- DVD cover art
- Screenplay by: David Butler
- Directed by: Claude Whatham
- Starring: Ian McShane
- Theme music composer: Wilfred Josephs
- Country of origin: United Kingdom
- Original language: English
- No. of series: 1
- No. of episodes: 4

Production
- Producer: Cecil Clarke
- Production location: England
- Editor: Al Pigden
- Production company: Associated Television

Original release
- Network: ITV (UK) PBS's Masterpiece Theatre (US)
- Release: 5 September 1978 (UK) 1 June 1980 (US)

= Disraeli (TV serial) =

Disraeli, also called Disraeli: Portrait of a Romantic, is a 1978 four-part British serial about the great statesman and Prime Minister of the United Kingdom, Benjamin Disraeli. It was produced by Associated Television and aired on ITV.

With a screenplay by David Butler, it stars Ian McShane and was directed by Claude Whatham. Spanning five decades of Disraeli's life, the serial focuses as much on Disraeli's personal life as it does on his political persona.

Filmed on site in England, the miniseries received an Emmy nomination for Outstanding Limited Series after being broadcast in the US in 1980 as part of Masterpiece Theatre under the title Disraeli: Portrait of a Romantic.

== Plot ==
As the series starts, Disraeli is a Byronic world traveler who has published two novels but is struggling with debt.

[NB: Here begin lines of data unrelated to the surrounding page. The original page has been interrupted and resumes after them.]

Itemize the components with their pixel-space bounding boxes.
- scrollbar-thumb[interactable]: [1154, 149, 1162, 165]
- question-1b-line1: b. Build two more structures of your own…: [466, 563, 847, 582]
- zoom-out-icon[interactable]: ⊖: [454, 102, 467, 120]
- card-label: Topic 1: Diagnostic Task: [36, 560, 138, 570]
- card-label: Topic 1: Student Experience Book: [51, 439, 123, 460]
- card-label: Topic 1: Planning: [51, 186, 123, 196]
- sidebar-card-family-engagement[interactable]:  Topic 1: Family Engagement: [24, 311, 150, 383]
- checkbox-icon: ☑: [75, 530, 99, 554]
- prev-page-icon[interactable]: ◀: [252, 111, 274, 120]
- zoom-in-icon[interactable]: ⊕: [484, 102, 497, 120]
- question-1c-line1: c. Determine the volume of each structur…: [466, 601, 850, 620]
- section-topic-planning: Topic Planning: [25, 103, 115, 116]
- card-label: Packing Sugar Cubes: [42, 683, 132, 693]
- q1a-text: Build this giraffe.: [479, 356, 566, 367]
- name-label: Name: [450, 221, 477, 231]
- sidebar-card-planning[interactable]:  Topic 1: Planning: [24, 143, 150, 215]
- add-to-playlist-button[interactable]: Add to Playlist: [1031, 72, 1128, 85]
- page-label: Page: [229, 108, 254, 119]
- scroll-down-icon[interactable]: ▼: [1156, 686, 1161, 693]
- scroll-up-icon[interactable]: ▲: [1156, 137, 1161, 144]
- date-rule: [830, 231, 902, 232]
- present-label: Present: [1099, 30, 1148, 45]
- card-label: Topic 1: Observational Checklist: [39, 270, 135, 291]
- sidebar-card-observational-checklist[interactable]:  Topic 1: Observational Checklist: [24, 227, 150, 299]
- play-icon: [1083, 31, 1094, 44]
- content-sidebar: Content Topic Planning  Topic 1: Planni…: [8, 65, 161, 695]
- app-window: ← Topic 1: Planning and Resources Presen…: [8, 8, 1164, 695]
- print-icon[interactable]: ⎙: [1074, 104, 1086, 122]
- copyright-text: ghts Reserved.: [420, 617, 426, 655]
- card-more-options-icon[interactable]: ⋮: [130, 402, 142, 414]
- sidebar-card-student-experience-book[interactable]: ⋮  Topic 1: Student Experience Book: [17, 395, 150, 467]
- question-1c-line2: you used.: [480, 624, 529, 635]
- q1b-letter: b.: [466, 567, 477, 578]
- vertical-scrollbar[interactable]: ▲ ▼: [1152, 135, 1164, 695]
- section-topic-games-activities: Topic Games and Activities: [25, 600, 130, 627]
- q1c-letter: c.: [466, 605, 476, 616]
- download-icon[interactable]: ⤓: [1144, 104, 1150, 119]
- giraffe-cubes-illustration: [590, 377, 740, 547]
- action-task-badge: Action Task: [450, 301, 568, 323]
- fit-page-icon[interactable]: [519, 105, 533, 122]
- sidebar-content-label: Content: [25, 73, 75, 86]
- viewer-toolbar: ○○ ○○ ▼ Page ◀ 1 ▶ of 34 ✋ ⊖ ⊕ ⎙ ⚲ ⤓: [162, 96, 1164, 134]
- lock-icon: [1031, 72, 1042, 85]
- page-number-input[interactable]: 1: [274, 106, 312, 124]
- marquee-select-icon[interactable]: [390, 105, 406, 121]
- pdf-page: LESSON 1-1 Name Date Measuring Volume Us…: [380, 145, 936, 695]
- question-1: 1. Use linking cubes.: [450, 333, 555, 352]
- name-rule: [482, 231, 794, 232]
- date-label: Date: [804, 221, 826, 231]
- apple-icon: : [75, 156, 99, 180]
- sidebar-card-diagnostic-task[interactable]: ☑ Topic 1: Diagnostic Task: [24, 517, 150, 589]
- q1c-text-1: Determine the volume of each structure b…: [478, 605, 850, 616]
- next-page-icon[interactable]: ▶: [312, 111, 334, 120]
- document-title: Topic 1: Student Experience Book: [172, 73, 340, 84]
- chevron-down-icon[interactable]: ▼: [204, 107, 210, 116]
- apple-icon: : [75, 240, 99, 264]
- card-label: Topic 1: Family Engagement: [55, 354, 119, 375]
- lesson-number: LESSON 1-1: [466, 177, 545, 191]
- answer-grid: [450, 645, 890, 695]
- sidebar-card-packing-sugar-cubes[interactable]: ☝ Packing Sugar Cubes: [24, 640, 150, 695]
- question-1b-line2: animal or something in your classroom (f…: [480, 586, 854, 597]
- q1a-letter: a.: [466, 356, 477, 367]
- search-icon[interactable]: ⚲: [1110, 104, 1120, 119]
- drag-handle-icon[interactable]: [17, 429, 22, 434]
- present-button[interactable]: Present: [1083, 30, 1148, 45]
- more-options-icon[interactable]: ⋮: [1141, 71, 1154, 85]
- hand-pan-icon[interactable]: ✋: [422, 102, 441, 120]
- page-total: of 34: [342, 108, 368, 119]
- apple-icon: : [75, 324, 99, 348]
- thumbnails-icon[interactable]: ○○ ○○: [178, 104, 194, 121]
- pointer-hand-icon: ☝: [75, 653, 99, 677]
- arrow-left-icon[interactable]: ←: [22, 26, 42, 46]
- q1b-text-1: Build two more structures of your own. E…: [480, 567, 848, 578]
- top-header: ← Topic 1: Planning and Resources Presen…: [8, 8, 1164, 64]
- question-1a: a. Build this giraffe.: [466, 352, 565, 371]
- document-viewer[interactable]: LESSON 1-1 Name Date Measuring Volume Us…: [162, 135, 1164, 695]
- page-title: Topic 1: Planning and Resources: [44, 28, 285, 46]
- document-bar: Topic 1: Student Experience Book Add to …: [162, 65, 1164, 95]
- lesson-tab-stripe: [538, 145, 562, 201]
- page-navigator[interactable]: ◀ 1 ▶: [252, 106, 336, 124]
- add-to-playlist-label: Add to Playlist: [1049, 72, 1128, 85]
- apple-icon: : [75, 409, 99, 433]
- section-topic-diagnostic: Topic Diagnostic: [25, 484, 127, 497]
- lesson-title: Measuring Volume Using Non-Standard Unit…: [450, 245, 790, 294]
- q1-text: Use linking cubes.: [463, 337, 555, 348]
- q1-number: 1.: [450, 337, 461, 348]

He tries making connections in high society, and eventually runs for office several times, albeit unsuccessfully.

Much of his personal life is covered, and his more successful involvement with politics starts in the second episode, which ends with his being sworn in as Chancellor of the Exchequer.

The rest of the series chronicles his rise to power, the death of his wife, his two terms as Prime Minister, and his rivalry with Gladstone.

== Cast ==
- Ian McShane - as Benjamin Disraeli
- Mary Peach - as Mary Anne Disraeli
- Rosemary Leach - as Queen Victoria
- John Carlisle - as William Ewart Gladstone
- Jeremy Clyde - as John Manners, 7th Duke of Rutland
- Brett Usher - as Edward Bulwer-Lytton, 1st Baron Lytton
- Brewster Mason - as Chancellor Bismarck
- Antony Brown - as Sir Robert Peel
- David de Keyser - as Lionel de Rothschild
- David Wood - as Edward Smith-Stanley, 14th Earl of Derby
- John Gregg - as Robert Cecil, 3rd Marquess of Salisbury
- Brendan Barry - as Stafford Northcote, 1st Earl of Iddesleigh
- Mark Dignam - as John Copley, 1st Baron Lyndhurst
- Patrick Drury - as Montagu Corry, 1st Baron Rowton
- Peter Hughes - as Philip Rose
- Leigh Lawson - as Alfred Guillaume Gabriel, Count D'Orsay
- Peter Miles - as Lord Henry Lennox
- David Riley - as George Smythe, 7th Viscount Strangford
- Anton Rodgers - as Lord George Bentinck
- William Russell - as Wyndham Lewis
- Aubrey Morris - Isaac Disraeli
- Maria Charles - as Maria Disraeli (wife of Isaac Disraeli and mother of Benjamin Disraeli)
- Margaret Whiting - as Lady Blessington
- Patricia Hodge - as Rosina Bulwer Lytton
- Frances Bennett - as Anne Stanhope, Countess of Chesterfield
- Godfrey Quigley - as Daniel O'Connell
- Sheila Ruskin - as Caroline Norton
- Tim Brierley - as Daniel Maclise

==Reception==
The miniseries was widely praised. The American television magazine Panorama wrote that "McShane captures the inner contradictions of the man" and "It says a lot for Ian McShane's performance in this television series that he brings out both the likeable and the questionable qualities in Disraeli's character."

The miniseries was broadcast in the U.S. on PBS's Masterpiece Theatre in 1980 and was subsequently nominated for the Emmy Award for Outstanding Limited Series.

In 1980 screenwriter David Butler also published a book based on the series, titled Disraeli: Portrait of a Romantic, via Warner Books.